Dans le cas de la Lune et de notre Soleil, on a \(T_s=5780K,R_s=6,7 \times 10^5\, \text{km},D=1,5 \times 108\, \text{km}\) et le modèle prédit \(T_p = 278\) K ou 5°C. En réalité, la surface de la Lune est grise et environ 14% de la lumière du Soleil est réfléchie2.
Un meilleur modèle serait de remplacer l’équation (4) par \(0,86E_s = E_p\) ce qui donne une prédiction de 239 K, beaucoup plus proche de la vraie valeur de 220 K.
Dans le cas des deux autres modèles, on a supposé que la quantité de GES est telle qu’elle forme un nombre entier de couches uniformes, distinctes, et opaques au rayonnement de la chaleur terrestre. Bien sûr, ceci est une simplification de la réalité car les GES ne forment pas des couches opaques. En effet, les GES dans l’atmosphère terrestre ne bloquent que 78% du rayonnement terrestre \(E_p\). C’est-à-dire que nous n’avons pas une couche complète de GES. De plus, environ 30% de la lumière du Soleil est réfléchie, principalement par les nuages et la neige au sol. Il est donc apparent que même avec les vraies valeurs de \(R_p = 6\, 370\) km et \(D = 150 \times 10^8\) km pour la Terre, les prédictions de (8) et (9) ne peuvent être représentatives pour celles-ci.
Nous reconnaissons donc que le modèle ne tient compte, ni de l’effet de l’albédo, ni de l’opacité des couches. L’albédo est le rapport de l’énergie réfléchie sur l’énergie solaire incidente: il dépend de la couleur de la planète (par exemple, la glace réfléchit plus que l’océan). Toutefois, il est facile de se convaincre que le taux de rayonnement réfléchi par la planète, disons a, a pour effet de modifier les formules (8) et (9) par un facteur \(\sqrt[4]{1-a}\). Ceci ne change en rien la dépendance de \(T_p\) sur \(\sqrt[4]{1+N}\). Quant à l’opacité des couches, c’est-à-dire l’absorption, pour en tenir compte, on doit modifier le facteur \(\sqrt[4]{1+N}\) et le remplacer par une quantité qui ne dépend pas de N, le nombre de couches de GES, mais directement de \(\lambda\), la quantité de GES dans l’atmosphère.
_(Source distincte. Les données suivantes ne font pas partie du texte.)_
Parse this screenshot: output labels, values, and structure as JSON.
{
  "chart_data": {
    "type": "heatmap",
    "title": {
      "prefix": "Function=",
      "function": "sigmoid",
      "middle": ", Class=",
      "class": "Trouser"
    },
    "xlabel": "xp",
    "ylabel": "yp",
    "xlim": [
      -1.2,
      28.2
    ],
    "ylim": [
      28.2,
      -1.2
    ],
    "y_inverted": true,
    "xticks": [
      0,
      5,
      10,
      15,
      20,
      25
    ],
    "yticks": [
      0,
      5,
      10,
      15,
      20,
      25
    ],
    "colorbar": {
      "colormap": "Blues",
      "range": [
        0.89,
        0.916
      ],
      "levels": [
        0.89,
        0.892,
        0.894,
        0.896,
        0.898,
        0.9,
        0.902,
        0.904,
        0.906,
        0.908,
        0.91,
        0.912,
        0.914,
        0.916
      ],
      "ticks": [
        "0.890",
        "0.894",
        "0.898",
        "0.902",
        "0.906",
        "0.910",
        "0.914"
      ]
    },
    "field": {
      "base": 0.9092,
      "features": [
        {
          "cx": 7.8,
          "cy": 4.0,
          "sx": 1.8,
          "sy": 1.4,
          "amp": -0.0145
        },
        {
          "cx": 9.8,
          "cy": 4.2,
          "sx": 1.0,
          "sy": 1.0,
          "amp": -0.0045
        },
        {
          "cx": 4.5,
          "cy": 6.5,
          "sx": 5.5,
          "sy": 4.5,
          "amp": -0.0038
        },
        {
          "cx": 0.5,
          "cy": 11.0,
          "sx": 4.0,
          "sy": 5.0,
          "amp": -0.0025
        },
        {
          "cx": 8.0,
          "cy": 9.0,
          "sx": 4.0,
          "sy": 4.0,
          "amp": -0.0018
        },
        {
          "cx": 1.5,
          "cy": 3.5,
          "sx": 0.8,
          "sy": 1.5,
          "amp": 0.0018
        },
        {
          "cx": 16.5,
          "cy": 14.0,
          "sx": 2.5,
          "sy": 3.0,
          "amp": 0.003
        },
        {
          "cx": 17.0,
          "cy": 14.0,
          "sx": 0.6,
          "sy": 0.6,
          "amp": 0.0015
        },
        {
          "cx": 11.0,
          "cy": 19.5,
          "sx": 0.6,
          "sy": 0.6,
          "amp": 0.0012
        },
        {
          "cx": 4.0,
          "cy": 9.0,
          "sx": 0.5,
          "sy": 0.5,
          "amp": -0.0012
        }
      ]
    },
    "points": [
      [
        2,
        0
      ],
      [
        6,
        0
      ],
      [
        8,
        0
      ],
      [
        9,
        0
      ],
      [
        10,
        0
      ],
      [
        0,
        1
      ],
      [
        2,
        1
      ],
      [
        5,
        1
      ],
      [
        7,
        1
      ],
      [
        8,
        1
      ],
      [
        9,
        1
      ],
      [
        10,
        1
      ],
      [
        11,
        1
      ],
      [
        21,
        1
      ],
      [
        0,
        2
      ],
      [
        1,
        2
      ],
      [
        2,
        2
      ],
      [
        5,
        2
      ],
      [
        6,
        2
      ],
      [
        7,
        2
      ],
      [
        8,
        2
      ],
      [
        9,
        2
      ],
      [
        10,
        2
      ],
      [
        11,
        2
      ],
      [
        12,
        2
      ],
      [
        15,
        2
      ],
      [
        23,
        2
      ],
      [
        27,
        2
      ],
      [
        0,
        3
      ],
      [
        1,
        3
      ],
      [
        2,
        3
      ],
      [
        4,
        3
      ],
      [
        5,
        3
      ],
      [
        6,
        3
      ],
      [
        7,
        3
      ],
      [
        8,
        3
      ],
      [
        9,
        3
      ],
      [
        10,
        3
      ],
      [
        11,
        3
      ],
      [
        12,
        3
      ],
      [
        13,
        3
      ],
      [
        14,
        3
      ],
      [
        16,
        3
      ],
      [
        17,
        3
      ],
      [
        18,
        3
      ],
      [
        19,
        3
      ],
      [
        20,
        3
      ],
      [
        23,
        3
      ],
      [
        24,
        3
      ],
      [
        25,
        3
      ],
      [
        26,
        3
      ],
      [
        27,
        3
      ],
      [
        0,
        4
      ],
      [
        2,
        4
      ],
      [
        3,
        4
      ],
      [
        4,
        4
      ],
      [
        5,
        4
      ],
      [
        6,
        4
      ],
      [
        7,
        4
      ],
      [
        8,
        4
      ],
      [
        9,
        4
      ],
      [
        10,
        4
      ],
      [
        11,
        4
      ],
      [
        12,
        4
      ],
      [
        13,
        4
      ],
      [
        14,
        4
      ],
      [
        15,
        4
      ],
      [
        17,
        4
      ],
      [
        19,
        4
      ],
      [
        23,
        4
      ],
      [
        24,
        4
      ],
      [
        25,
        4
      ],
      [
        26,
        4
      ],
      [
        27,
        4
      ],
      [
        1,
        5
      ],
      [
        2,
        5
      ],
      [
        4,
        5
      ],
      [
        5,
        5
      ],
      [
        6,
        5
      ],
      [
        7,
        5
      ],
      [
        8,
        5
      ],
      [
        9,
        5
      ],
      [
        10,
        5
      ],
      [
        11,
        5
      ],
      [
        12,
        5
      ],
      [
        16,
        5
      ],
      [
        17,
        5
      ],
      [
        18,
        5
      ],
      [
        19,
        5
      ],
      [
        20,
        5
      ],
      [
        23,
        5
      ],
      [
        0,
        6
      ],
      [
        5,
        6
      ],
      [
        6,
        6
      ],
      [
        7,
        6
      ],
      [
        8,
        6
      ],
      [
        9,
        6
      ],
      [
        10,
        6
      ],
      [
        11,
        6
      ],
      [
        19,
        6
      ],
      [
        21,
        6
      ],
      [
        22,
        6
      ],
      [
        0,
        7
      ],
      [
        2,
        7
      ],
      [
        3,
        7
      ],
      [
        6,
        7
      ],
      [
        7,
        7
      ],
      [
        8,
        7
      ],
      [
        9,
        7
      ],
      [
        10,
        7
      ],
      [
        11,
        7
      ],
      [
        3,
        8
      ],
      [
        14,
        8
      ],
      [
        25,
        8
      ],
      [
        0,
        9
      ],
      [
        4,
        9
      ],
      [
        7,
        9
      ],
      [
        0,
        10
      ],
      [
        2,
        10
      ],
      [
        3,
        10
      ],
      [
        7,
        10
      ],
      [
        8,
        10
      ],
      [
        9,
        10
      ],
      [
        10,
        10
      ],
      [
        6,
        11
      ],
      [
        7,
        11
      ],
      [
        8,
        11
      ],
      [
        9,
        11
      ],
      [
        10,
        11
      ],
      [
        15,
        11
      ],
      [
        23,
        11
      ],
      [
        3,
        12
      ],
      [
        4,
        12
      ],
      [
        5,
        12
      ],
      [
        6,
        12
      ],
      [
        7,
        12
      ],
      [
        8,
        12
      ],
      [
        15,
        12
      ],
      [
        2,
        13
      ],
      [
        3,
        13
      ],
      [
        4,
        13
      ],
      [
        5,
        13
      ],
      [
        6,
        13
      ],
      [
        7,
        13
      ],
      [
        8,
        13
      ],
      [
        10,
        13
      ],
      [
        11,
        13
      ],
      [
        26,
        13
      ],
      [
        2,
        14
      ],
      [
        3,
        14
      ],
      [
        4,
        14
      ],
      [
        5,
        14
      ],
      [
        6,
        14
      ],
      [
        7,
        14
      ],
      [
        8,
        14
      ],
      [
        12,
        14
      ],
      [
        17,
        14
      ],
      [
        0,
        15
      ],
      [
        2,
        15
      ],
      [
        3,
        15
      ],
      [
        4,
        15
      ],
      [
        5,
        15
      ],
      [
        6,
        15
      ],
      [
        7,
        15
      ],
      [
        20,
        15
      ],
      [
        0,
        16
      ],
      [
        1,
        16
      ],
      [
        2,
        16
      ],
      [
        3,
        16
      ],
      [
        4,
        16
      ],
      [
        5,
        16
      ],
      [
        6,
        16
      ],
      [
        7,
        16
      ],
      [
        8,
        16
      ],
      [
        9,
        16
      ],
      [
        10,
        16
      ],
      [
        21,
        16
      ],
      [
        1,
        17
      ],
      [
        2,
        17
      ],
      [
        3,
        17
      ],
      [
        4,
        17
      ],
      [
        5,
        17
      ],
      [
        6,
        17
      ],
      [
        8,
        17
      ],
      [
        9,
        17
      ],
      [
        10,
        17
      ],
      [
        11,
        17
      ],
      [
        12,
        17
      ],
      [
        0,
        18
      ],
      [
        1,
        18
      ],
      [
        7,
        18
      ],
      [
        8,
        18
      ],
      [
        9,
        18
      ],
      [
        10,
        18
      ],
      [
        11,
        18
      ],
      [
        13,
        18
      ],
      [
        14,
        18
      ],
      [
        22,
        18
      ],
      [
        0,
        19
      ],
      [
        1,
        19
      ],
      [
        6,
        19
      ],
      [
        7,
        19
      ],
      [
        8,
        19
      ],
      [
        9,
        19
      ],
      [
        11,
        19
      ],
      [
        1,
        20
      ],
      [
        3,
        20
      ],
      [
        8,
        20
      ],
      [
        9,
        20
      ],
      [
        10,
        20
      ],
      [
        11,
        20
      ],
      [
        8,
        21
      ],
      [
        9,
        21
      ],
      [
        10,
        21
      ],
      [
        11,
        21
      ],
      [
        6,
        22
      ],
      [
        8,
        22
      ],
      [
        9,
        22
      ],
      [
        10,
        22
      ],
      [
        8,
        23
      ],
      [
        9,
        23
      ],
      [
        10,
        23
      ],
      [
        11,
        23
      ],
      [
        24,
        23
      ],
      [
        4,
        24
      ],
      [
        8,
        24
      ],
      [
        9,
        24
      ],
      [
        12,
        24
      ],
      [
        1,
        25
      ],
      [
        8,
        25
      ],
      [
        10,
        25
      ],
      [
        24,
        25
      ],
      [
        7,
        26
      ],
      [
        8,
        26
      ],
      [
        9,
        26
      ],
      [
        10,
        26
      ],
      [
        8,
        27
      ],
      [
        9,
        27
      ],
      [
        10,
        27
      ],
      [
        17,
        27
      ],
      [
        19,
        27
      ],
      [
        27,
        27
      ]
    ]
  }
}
Malheureusement, un autre modèle serait nécessaire pour établir la relation entre N, qui n’est qu’une notion abstraite, et \(\lambda\) la quantité réelle de GES dans l’atmosphère.
Ce que représente cette augmentation des GES, en termes économiques, et l’augmentation de la température, en termes météorologiques — voilà de quoi nourrir les recherches multidisciplinaires de météorologues, biologistes et économistes.
Pour le lecteur, apprivoiser des modèles simples de ces phénomènes permet de mieux comprendre les relations non linéaires qu’on y rencontre, comme l’équation (14). Cela permet aussi de voir la limite des hypothèses choisies et de participer de manière plus éclairée aux décisions sur les enjeux planétaires.
Les GES sur la Terre
Les GES sont les gaz qui permettent à la chaleur du Soleil (sous la forme de lumière visible) d’atteindre le sol tout en empêchant une fraction de la chaleur émise par la Terre (sous la forme d’ondes infrarouges) de se rendre dans l’espace. Les GES ont pour effet qu’une partie de la chaleur émise par la Terre doit chauffer l’atmosphère qui, par la suite, doit dégager sa chaleur en partie dans l’espace. La vie est possible grâce à l’effet de serre qui maintient une température propice à la vie.